The problem with the topic is that the MySQL idiosyncratic way of
generating PKs behind the scenes via AUTO_INCREMENT fields is
completely incompatible with any other reasonable RDBMS, including
Postgres and Oracle. The problem arises if you want control over the
new PK assigned in INSERTs in order to return them to an
application. The 'normal' way to achieve this is that the RDBMS
provides you with so-called sequences, from which you obtain a new,
guaranteed unique PK and then supply this PK to the INSERT statement
instead of leaving the field empty. Since MySQL does not have
sequences, you need to resort to calling a certain function _after_
executing the INSERT statement, which is not only very different but
also makes for a different calling flow. Hence, porting to Oracle,
which is what I'm trying to do, is a major headache or a ticket to a
great deal of mess and code duplication.
Now my proposal: assume for the calling flow generally that the
actual RDBMS does have sequences, and hence before inserting a
record with a PK obtain a new value and supply it to the insert
statement. For RDBMSs like MySQL that do not have sequences, fake a
sequence.
Technically, given record- or table-level locks, a sequence can be
faked reasonably easy using a dedicated table. In fact, it turns out
that there is already a package DBIx::MySQLSequence on CPAN, which
does exactly that and wraps it in a nice API.

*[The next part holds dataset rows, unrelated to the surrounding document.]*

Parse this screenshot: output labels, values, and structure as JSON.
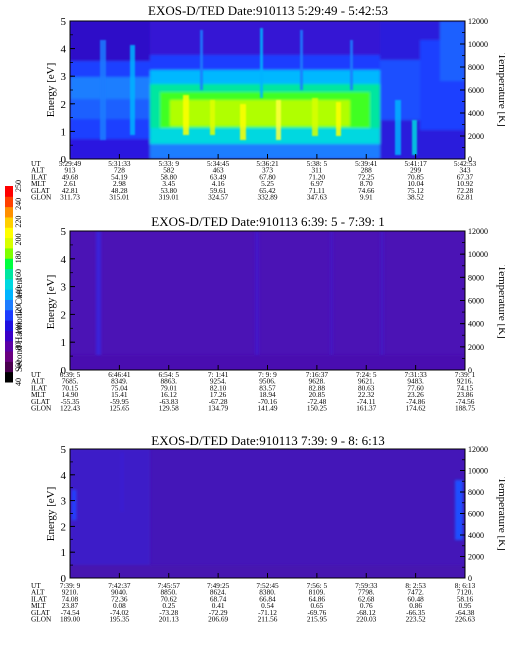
{
  "colorbar": {
    "title": "Second Harmonic Current",
    "ticks": [
      "40",
      "60",
      "80",
      "100",
      "120",
      "140",
      "160",
      "180",
      "200",
      "220",
      "240",
      "250"
    ],
    "colors": [
      "#000000",
      "#4a004f",
      "#6a0080",
      "#5b00a6",
      "#3a00c8",
      "#1f0fe0",
      "#1d3cff",
      "#1e7dff",
      "#00b4ff",
      "#00d8e0",
      "#00e6a0",
      "#00ff40",
      "#80ff00",
      "#d8ff00",
      "#ffff00",
      "#ffd000",
      "#ff9000",
      "#ff4000",
      "#ff0000"
    ]
  },
  "row_labels": [
    "UT",
    "ALT",
    "ILAT",
    "MLT",
    "GLAT",
    "GLON"
  ],
  "chart_data": [
    {
      "type": "heatmap",
      "title": "EXOS-D/TED   Date:910113  5:29:49 - 5:42:53",
      "ylabel": "Energy [eV]",
      "y2label": "Temperature [K]",
      "yticks": [
        "0",
        "1",
        "2",
        "3",
        "4",
        "5"
      ],
      "y2ticks": [
        "0",
        "2000",
        "4000",
        "6000",
        "8000",
        "10000",
        "12000"
      ],
      "ylim": [
        0,
        5
      ],
      "y2lim": [
        0,
        12000
      ],
      "orbit": {
        "UT": [
          "5:29:49",
          "5:31:33",
          "5:33: 9",
          "5:34:45",
          "5:36:21",
          "5:38: 5",
          "5:39:41",
          "5:41:17",
          "5:42:53"
        ],
        "ALT": [
          "913",
          "728",
          "582",
          "463",
          "373",
          "311",
          "288",
          "299",
          "343"
        ],
        "ILAT": [
          "49.68",
          "54.19",
          "58.80",
          "63.49",
          "67.80",
          "71.20",
          "72.25",
          "70.85",
          "67.37"
        ],
        "MLT": [
          "2.61",
          "2.98",
          "3.45",
          "4.16",
          "5.25",
          "6.97",
          "8.70",
          "10.04",
          "10.92"
        ],
        "GLAT": [
          "42.81",
          "48.28",
          "53.80",
          "59.61",
          "65.42",
          "71.11",
          "74.66",
          "75.12",
          "72.28"
        ],
        "GLON": [
          "311.73",
          "315.01",
          "319.01",
          "324.57",
          "332.89",
          "347.63",
          "9.91",
          "38.52",
          "62.81"
        ]
      }
    },
    {
      "type": "heatmap",
      "title": "EXOS-D/TED   Date:910113  6:39: 5 - 7:39: 1",
      "ylabel": "Energy [eV]",
      "y2label": "Temperature [K]",
      "yticks": [
        "0",
        "1",
        "2",
        "3",
        "4",
        "5"
      ],
      "y2ticks": [
        "0",
        "2000",
        "4000",
        "6000",
        "8000",
        "10000",
        "12000"
      ],
      "ylim": [
        0,
        5
      ],
      "y2lim": [
        0,
        12000
      ],
      "orbit": {
        "UT": [
          "6:39: 5",
          "6:46:41",
          "6:54: 5",
          "7: 1:41",
          "7: 9: 9",
          "7:16:37",
          "7:24: 5",
          "7:31:33",
          "7:39: 1"
        ],
        "ALT": [
          "7685.",
          "8349.",
          "8863.",
          "9254.",
          "9506.",
          "9628.",
          "9621.",
          "9483.",
          "9216."
        ],
        "ILAT": [
          "70.15",
          "75.04",
          "79.01",
          "82.10",
          "83.57",
          "82.88",
          "80.63",
          "77.60",
          "74.15"
        ],
        "MLT": [
          "14.90",
          "15.41",
          "16.12",
          "17.26",
          "18.94",
          "20.85",
          "22.32",
          "23.26",
          "23.86"
        ],
        "GLAT": [
          "-55.35",
          "-59.95",
          "-63.83",
          "-67.28",
          "-70.16",
          "-72.48",
          "-74.11",
          "-74.86",
          "-74.56"
        ],
        "GLON": [
          "122.43",
          "125.65",
          "129.58",
          "134.79",
          "141.49",
          "150.25",
          "161.37",
          "174.62",
          "188.75"
        ]
      }
    },
    {
      "type": "heatmap",
      "title": "EXOS-D/TED   Date:910113  7:39: 9 - 8: 6:13",
      "ylabel": "Energy [eV]",
      "y2label": "Temperature [K]",
      "yticks": [
        "0",
        "1",
        "2",
        "3",
        "4",
        "5"
      ],
      "y2ticks": [
        "0",
        "2000",
        "4000",
        "6000",
        "8000",
        "10000",
        "12000"
      ],
      "ylim": [
        0,
        5
      ],
      "y2lim": [
        0,
        12000
      ],
      "orbit": {
        "UT": [
          "7:39: 9",
          "7:42:37",
          "7:45:57",
          "7:49:25",
          "7:52:45",
          "7:56: 5",
          "7:59:33",
          "8: 2:53",
          "8: 6:13"
        ],
        "ALT": [
          "9210.",
          "9040.",
          "8850.",
          "8624.",
          "8380.",
          "8109.",
          "7798.",
          "7472.",
          "7120."
        ],
        "ILAT": [
          "74.08",
          "72.36",
          "70.62",
          "68.74",
          "66.84",
          "64.86",
          "62.68",
          "60.48",
          "58.16"
        ],
        "MLT": [
          "23.87",
          "0.08",
          "0.25",
          "0.41",
          "0.54",
          "0.65",
          "0.76",
          "0.86",
          "0.95"
        ],
        "GLAT": [
          "-74.54",
          "-74.02",
          "-73.28",
          "-72.29",
          "-71.12",
          "-69.76",
          "-68.12",
          "-66.35",
          "-64.38"
        ],
        "GLON": [
          "189.00",
          "195.35",
          "201.13",
          "206.69",
          "211.56",
          "215.95",
          "220.03",
          "223.52",
          "226.63"
        ]
      }
    }
  ]
}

The only problem with faking sequences is if inserts are made not
only through bioperl-db, but also e.g. biojava (or any other bio*
package other than bioperl) into a MySQL-based database. I.e., other
packages have to re-implement the base functionality of
DBIx::MySQLSequence (which should be fairly easy though) to the
extent of averting PK clashes
Other than inserts, other projects would be unaffected.
Comments appreciated.
For me this is the sanest approach to cross-RDBMS code at this time,
and hence I've already gone ahead and started implementing it. I've
done a driver-specific API interface, the MySQL implementation, and
dynamic loading of the respective driver. Next thing is I'll rewrite
all inserts to follow the scheme I'm proposing.
If people vote against this I'll branch off and commit the changes
to the branch.
-hilmar
--
-------------------------------------------------------------
Hilmar Lapp email: lapp at gnf.org
GNF, San Diego, Ca. 92121 phone: +1-858-812-1757
-------------------------------------------------------------